Printed on thick paper and never folded, the chart is in near fine condition.
The United States Coast survey was responsible for several major printing innovations, including electrotyping and photography as applied to cartography. Neither of these technologies were invented within the Coast Survey. However, because of the electrical and mechanical genius of George Mathiot, both of these methods were improved and applied to the rapid production of charts and maps with great effect by the end of the 1850's.
As noted by NOAA,
Electrotyping was an electro-chemical method of producing an exact replica of an engraved copper plate. This was a vitally important procedure as first-class copper engravings took years to produce and would be ruined after a few hundred impressions on a printing press. The Coast Survey began experimenting with electrotyping in 1846. Selmar Siebert, a senior engraver, conducted these experiments; in 1847 Bache reported, "Several of the plates have been copied by the electrotype process, preserving the originals from injury, and rendering possible an unlimited multiplication of copies from a single engraved plate." This early work was not without its risks, as the lower plate of the chart of Delaware Bay was destroyed by the adherence of copper to the original plate in 1849. Perhaps it is just coincidence, but the following year George Mathiot was first mentioned in the annual report as being in charge of the electrotyping division.
Under Mathiot, the electrotyping division prospered.
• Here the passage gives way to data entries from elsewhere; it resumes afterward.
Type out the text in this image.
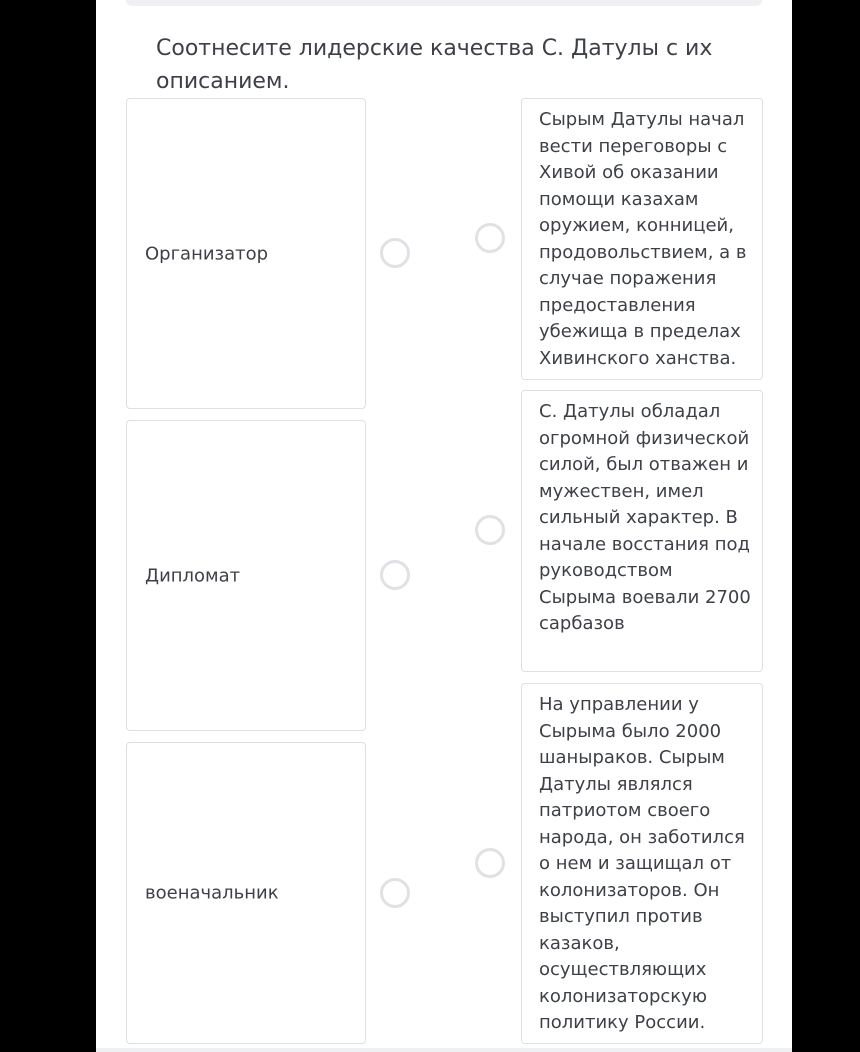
Соотнесите лидерские качества С. Датулы с их описанием.
Организатор
Дипломат
военачальник
Сырым Датулы начал вести переговоры с Хивой об оказании помощи казахам оружием, конницей, продовольствием, а в случае поражения предоставления убежища в пределах Хивинского ханства.
С. Датулы обладал огромной физической силой, был отважен и мужествен, имел сильный характер. В начале восстания под руководством Сырыма воевали 2700 сарбазов
На управлении у Сырыма было 2000 шаныраков. Сырым Датулы являлся патриотом своего народа, он заботился о нем и защищал от колонизаторов. Он выступил против казаков, осуществляющих колонизаторскую политику России.
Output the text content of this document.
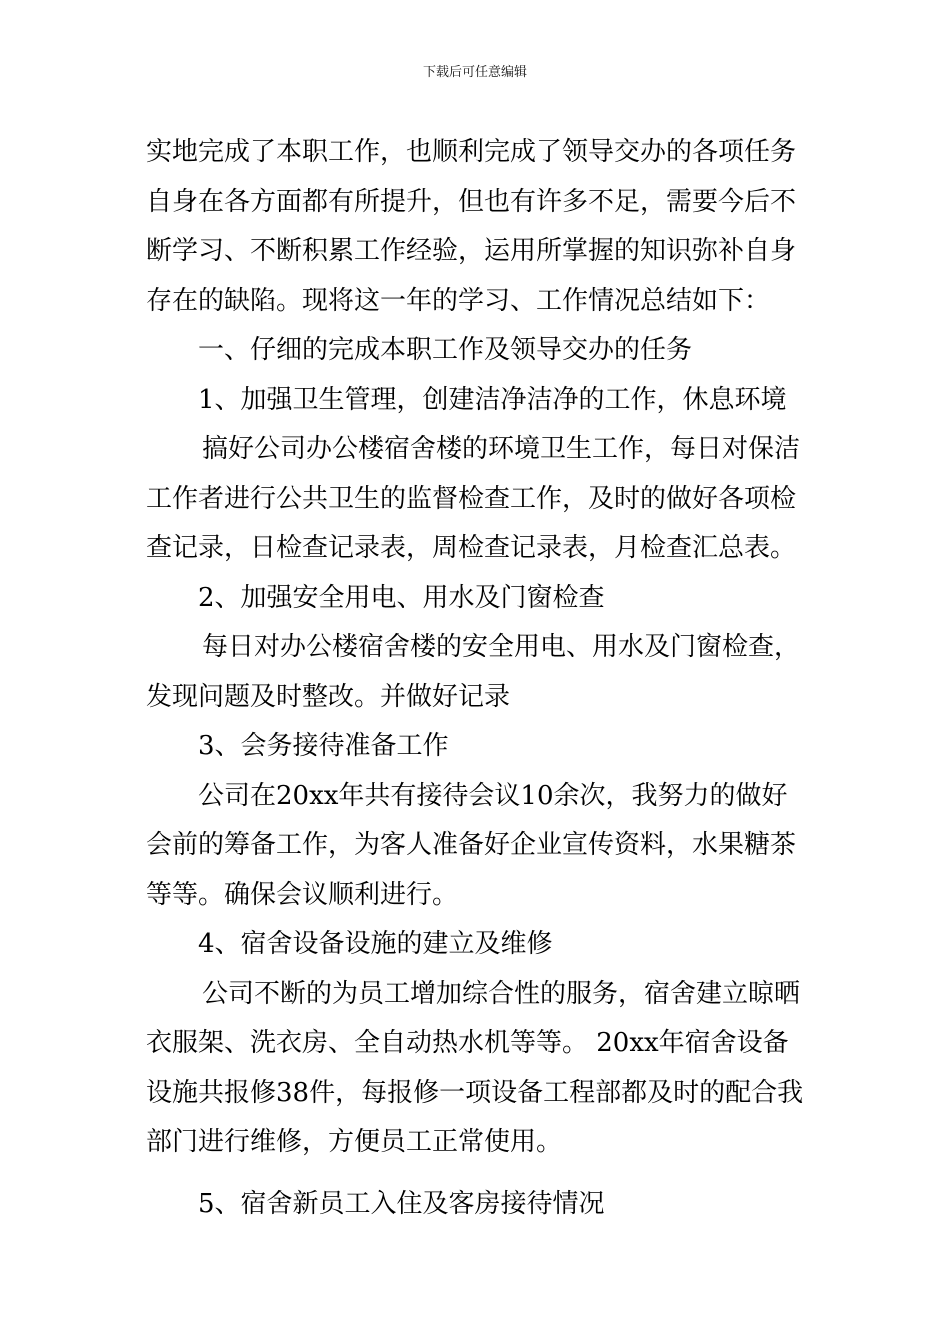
下载后可任意编辑

实地完成了本职工作，也顺利完成了领导交办的各项任务自身在各方面都有所提升，但也有许多不足，需要今后不断学习、不断积累工作经验，运用所掌握的知识弥补自身存在的缺陷。现将这一年的学习、工作情况总结如下：

一、仔细的完成本职工作及领导交办的任务

1、加强卫生管理，创建洁净洁净的工作，休息环境

搞好公司办公楼宿舍楼的环境卫生工作，每日对保洁工作者进行公共卫生的监督检查工作，及时的做好各项检查记录，日检查记录表，周检查记录表，月检查汇总表。

2、加强安全用电、用水及门窗检查

每日对办公楼宿舍楼的安全用电、用水及门窗检查，发现问题及时整改。并做好记录

3、会务接待准备工作

公司在20xx年共有接待会议10余次，我努力的做好会前的筹备工作，为客人准备好企业宣传资料，水果糖茶等等。确保会议顺利进行。

4、宿舍设备设施的建立及维修

公司不断的为员工增加综合性的服务，宿舍建立晾晒衣服架、洗衣房、全自动热水机等等。 20xx年宿舍设备设施共报修38件，每报修一项设备工程部都及时的配合我部门进行维修，方便员工正常使用。

5、宿舍新员工入住及客房接待情况
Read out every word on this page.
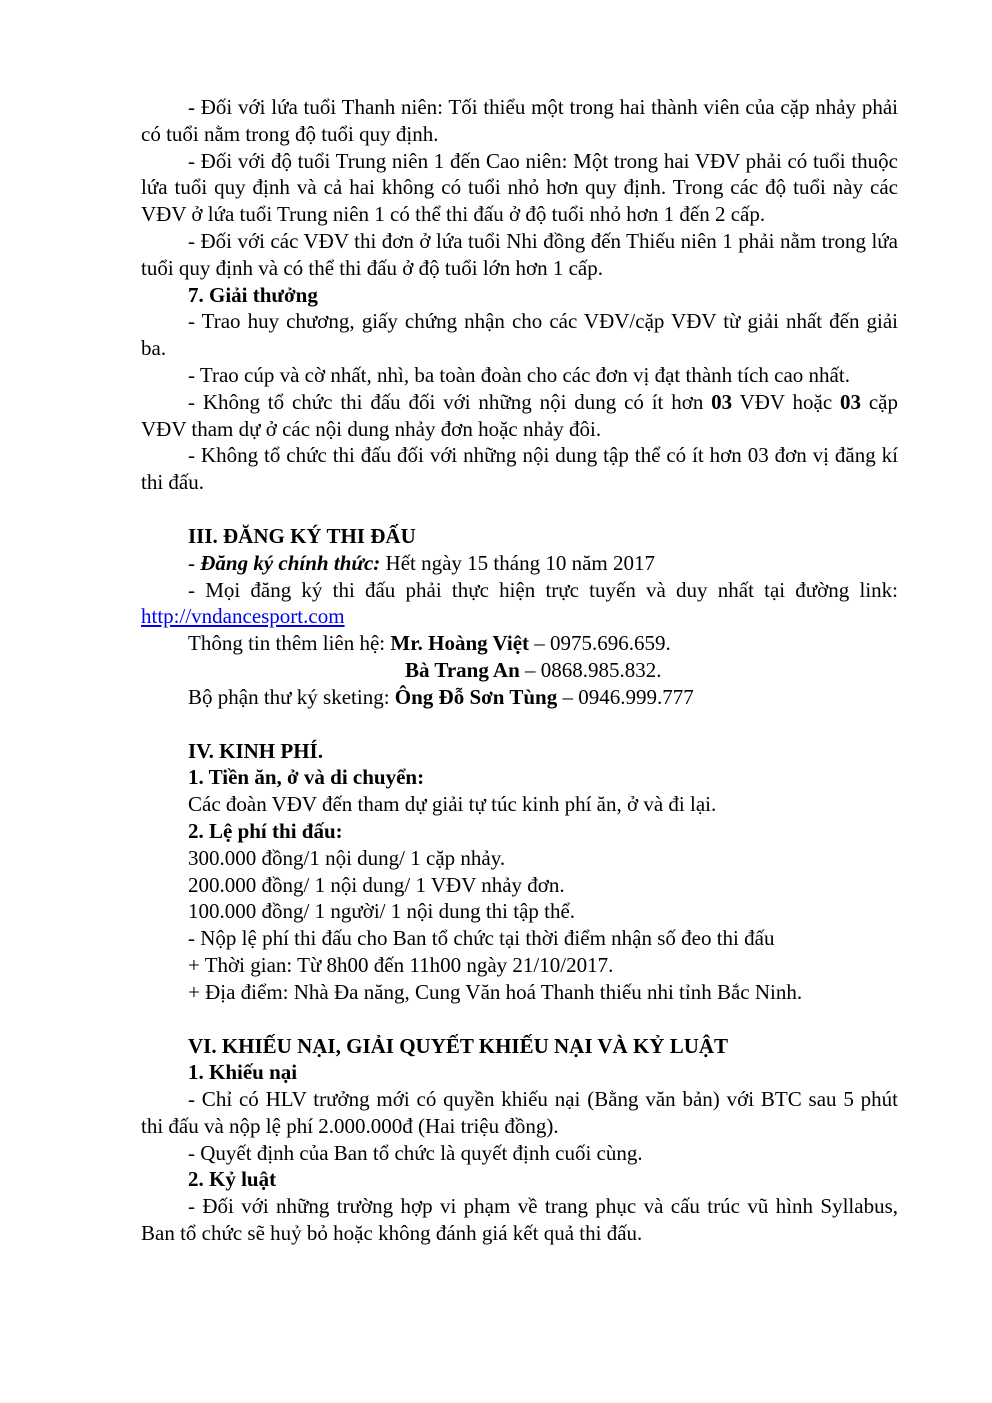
- Đối với lứa tuổi Thanh niên: Tối thiểu một trong hai thành viên của cặp nhảy phải có tuổi nằm trong độ tuổi quy định.

- Đối với độ tuổi Trung niên 1 đến Cao niên: Một trong hai VĐV phải có tuổi thuộc lứa tuổi quy định và cả hai không có tuổi nhỏ hơn quy định. Trong các độ tuổi này các VĐV ở lứa tuổi Trung niên 1 có thể thi đấu ở độ tuổi nhỏ hơn 1 đến 2 cấp.

- Đối với các VĐV thi đơn ở lứa tuổi Nhi đồng đến Thiếu niên 1 phải nằm trong lứa tuổi quy định và có thể thi đấu ở độ tuổi lớn hơn 1 cấp.

7. Giải thưởng

- Trao huy chương, giấy chứng nhận cho các VĐV/cặp VĐV từ giải nhất đến giải ba.

- Trao cúp và cờ nhất, nhì, ba toàn đoàn cho các đơn vị đạt thành tích cao nhất.

- Không tổ chức thi đấu đối với những nội dung có ít hơn 03 VĐV hoặc 03 cặp VĐV tham dự ở các nội dung nhảy đơn hoặc nhảy đôi.

- Không tổ chức thi đấu đối với những nội dung tập thể có ít hơn 03 đơn vị đăng kí thi đấu.

III. ĐĂNG KÝ THI ĐẤU

- Đăng ký chính thức: Hết ngày 15 tháng 10 năm 2017

- Mọi đăng ký thi đấu phải thực hiện trực tuyến và duy nhất tại đường link: http://vndancesport.com

Thông tin thêm liên hệ: Mr. Hoàng Việt – 0975.696.659.

Bà Trang An – 0868.985.832.

Bộ phận thư ký sketing: Ông Đỗ Sơn Tùng – 0946.999.777

IV. KINH PHÍ.

1. Tiền ăn, ở và di chuyển:

Các đoàn VĐV đến tham dự giải tự túc kinh phí ăn, ở và đi lại.

2. Lệ phí thi đấu:

300.000 đồng/1 nội dung/ 1 cặp nhảy.

200.000 đồng/ 1 nội dung/ 1 VĐV nhảy đơn.

100.000 đồng/ 1 người/ 1 nội dung thi tập thể.

- Nộp lệ phí thi đấu cho Ban tổ chức tại thời điểm nhận số đeo thi đấu

+ Thời gian: Từ 8h00 đến 11h00 ngày 21/10/2017.

+ Địa điểm: Nhà Đa năng, Cung Văn hoá Thanh thiếu nhi tỉnh Bắc Ninh.

VI. KHIẾU NẠI, GIẢI QUYẾT KHIẾU NẠI VÀ KỶ LUẬT

1. Khiếu nại

- Chỉ có HLV trưởng mới có quyền khiếu nại (Bằng văn bản) với BTC sau 5 phút thi đấu và nộp lệ phí 2.000.000đ (Hai triệu đồng).

- Quyết định của Ban tổ chức là quyết định cuối cùng.

2. Kỷ luật

- Đối với những trường hợp vi phạm về trang phục và cấu trúc vũ hình Syllabus, Ban tổ chức sẽ huỷ bỏ hoặc không đánh giá kết quả thi đấu.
At the end of 1851, Major Stevens reported:
"The electrotyping department has improved so greatly the past year in all its arrangements and processes, that at my request its chief, Mr. Mathiot, has made a general report on the subject of electrotyping, (Appendix No. 55,).... The advances which have been made through the agency of the Coast Survey have scarcely been equaled in the history of any art. Not a single failure has yet occurred in Mr. Mathiot's process. A single plate has again been reproduced from the junction of plates with complete success.
"The time for reproducing a plate has been greatly abridged. Time has been saved, and a greater certainty given to the process ..."
The time saved was significant. During the first electrotyping experiments, no more than six plates a year could be reproduced. By the end of 1851 the time for producing a first reproduction of a plate was reduced to four days with all subsequent duplications reduced to three. The significance of this advance was that for the first time virtually unlimited printings of map sheets could be accomplished. In Stevens' words, "... in fifty days the plates can be made for fifteen thousand sheets of any Coast Survey map, however large and elaborate it may be."
The United States Office of the Coast Survey began in 1807, when Thomas Jefferson founded the Survey of the Coast. However, the fledgling office was plagued by the War of 1812 and disagreements over whether it should be civilian or military controlled. The entity was re-founded in 1832 with Ferdinand Rudolph Hassler as its superintendent. Although a civilian agency, many military officers served the office; army officers tended to perform the topographic surveys, while naval officers conducted the hydrographic work.
The Survey’s history was greatly affected by larger events in American history. During the Civil War, while the agency was led by Alexander Dallas Bache (Benjamin Franklin’s grandson), the Survey provided the Union army with charts. Survey personnel accompanied blockading squadrons in the field, making new charts in the process.
After the Civil War, as the country was settled, the Coast Survey sent parties to make new maps, employing scientists and naturalists like John Muir and Louis Agassiz in the process. By 1926, the Survey expanded their purview further to include aeronautical charts. During the Great Depression, the Coast Survey employed over 10,000 people and in the Second World War the office oversaw the production of 100 million maps for the Allies. Since 1970, the Coastal and Geodetic Survey has formed part of the National Oceanic and Atmospheric Administration (NOAA) and it is still producing navigational products and services today.